To prevent illness and infection, make sure to dry off your dog's ears before heading inside. Some dogs' ears are floppier than others, and will need a more thorough (yet gentle) rub down.
Consider your dog's breed before hitting the snow
Some dogs, like the Husky, are naturally inclined for colder climates. Other breeds with thin coats, like the Chihuahua or Italian Greyhound, fare better in warmer climates and may be completely clueless (and intimidated) when it comes to the snow, sleet, and ice. Whatever your dog's breed may be, this will surely impact your strategy moving forward.

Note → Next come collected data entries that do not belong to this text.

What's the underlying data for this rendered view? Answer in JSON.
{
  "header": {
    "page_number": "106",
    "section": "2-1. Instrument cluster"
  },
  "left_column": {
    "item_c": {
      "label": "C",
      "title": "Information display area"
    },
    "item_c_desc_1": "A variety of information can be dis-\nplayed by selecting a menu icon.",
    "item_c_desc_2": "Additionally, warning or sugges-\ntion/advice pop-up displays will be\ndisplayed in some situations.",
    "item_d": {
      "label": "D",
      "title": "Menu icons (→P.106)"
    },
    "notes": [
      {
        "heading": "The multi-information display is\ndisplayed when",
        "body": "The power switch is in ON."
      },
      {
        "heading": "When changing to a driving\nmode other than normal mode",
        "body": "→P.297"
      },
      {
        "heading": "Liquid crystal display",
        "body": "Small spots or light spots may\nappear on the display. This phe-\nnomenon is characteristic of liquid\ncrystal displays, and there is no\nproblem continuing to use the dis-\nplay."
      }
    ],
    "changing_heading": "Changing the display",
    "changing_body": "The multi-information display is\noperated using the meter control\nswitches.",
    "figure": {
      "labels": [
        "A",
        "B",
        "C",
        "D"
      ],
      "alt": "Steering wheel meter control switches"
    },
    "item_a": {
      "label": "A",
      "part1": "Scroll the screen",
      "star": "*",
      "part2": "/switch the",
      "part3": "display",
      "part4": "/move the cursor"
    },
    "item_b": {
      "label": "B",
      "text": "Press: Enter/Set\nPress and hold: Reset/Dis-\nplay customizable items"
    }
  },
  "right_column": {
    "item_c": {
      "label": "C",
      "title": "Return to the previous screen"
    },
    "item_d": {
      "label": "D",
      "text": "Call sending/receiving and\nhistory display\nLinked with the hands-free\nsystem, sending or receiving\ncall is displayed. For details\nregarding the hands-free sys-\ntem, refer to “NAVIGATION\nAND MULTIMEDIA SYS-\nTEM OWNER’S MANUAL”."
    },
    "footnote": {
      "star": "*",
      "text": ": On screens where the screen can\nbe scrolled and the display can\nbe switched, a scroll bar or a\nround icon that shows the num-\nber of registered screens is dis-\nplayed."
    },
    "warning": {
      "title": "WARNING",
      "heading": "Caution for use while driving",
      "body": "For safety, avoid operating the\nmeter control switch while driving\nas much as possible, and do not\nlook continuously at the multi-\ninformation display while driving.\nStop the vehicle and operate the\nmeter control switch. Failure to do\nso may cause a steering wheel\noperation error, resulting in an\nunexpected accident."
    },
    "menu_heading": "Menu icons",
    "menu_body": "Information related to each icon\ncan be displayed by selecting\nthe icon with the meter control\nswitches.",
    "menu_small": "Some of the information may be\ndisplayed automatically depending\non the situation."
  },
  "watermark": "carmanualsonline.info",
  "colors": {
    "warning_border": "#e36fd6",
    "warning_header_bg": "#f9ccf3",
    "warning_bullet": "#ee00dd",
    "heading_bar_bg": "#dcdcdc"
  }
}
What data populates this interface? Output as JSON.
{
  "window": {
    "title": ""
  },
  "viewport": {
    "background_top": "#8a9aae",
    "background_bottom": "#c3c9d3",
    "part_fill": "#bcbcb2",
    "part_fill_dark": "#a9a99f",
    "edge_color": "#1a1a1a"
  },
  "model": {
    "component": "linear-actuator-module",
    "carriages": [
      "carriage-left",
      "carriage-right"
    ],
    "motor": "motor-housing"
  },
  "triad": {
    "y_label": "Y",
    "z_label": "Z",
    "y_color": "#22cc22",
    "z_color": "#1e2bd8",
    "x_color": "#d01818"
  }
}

Take breed into consideration before introducing your puppy to the cold weather.
Small dogs can't control their body temperature as well as large dog breeds, so limit your time in the snow or general cold temperatures with these dogs.
Purchase a winter coat for your pooch
Dogs in snow for the first time may feel more secure with the weight and warmth of an extra layer to block out the harsh winter. For dogs with thin coats, a jacket can be helpful to ease the chill of a brisk winter walk. The necessity for a winter coat all depends on your dog's breed, size, coat length, age, overall health, and the weather, of course!
Be sure to take your dog's coat off once you are indoors so your dog can return to his normal temperature. You do not want him to overheat!
Protect your dog's paws
When the cold ice meets your dog's paws for the first time, he may be in for a shock or scare. Usually, dog are not a fan of cold and wet paw pads, especially when the snow can collect in between their toes for an unpleasant icy experience. So what can you do to keep your pooch feeling confident and comfortable for his first run in the powder?
Invest in a pair of dog boots so your dog can walk in the snow with his paws protected. Just be sure that his booties are the perfect fit. They should be nice and snug! Dog booties are a matter of preference for your pooch, so if your dog isn't digging his fancy new shoes, not to worry. There are other ways to protect your pupper's paws.
Be sure to trim hair in between your dog's toes, wipe down wet footsies after a romp in the snow, and soothe dry or cracked paw pads with paw wax before your friend goes outside to play again!
Watch out for salt and de-icers
These materials can be dangerous to your dog if ingested, even if non-toxic. Rock salt can also lead to cracked paw pads, which are not comfortable for your pooch. To keep your dog safe, wipe down your pupper's paw pads after a play in the snow to insure he is clean and safe!
Take baby steps
When freezing temperatures hit, many dog owners may be eager to jump right into the snow with their pooch for some winter fun. If your dog has never been in the snow before, however, it is important that you start off slowly so as not to overwhelm him and create negative associations with your winter wonderland. Avoid staying outside for long periods. Take it slow, small, and steady.
Small area first
Start off in a small, enclosed area like a yard or park for your dog's first day of play in the snow. Your pup will feel more comfortable with less ground to cover on his first snowy adventure. And don't forget to bring lots of doggy treats! Treats make everything better.
Keep a close eye on your pup
Always watch your dog for any signs of discomfort or unusual behavior. Foreign objects and toxins can hide in the snow and out of your sight line, so it is important that you keep a watchful eye on your dog, especially during his first time playing in the powder.
When you're ready to take a snow day with your dog, protect them from the winter weather. Even if your dog is an Alaskan or Siberian husky and they are natural sled dogs, their thick coat will only protect them for so long. Keep in mind too that their paws may be coated with rock salt, so they'll be happier if they get cleaned up after their day outside.
Your dog may appreciate some moisturizer on his nose after the snow day. Other things your dog needs after a long day in cold weather may be extra water and a longer nap.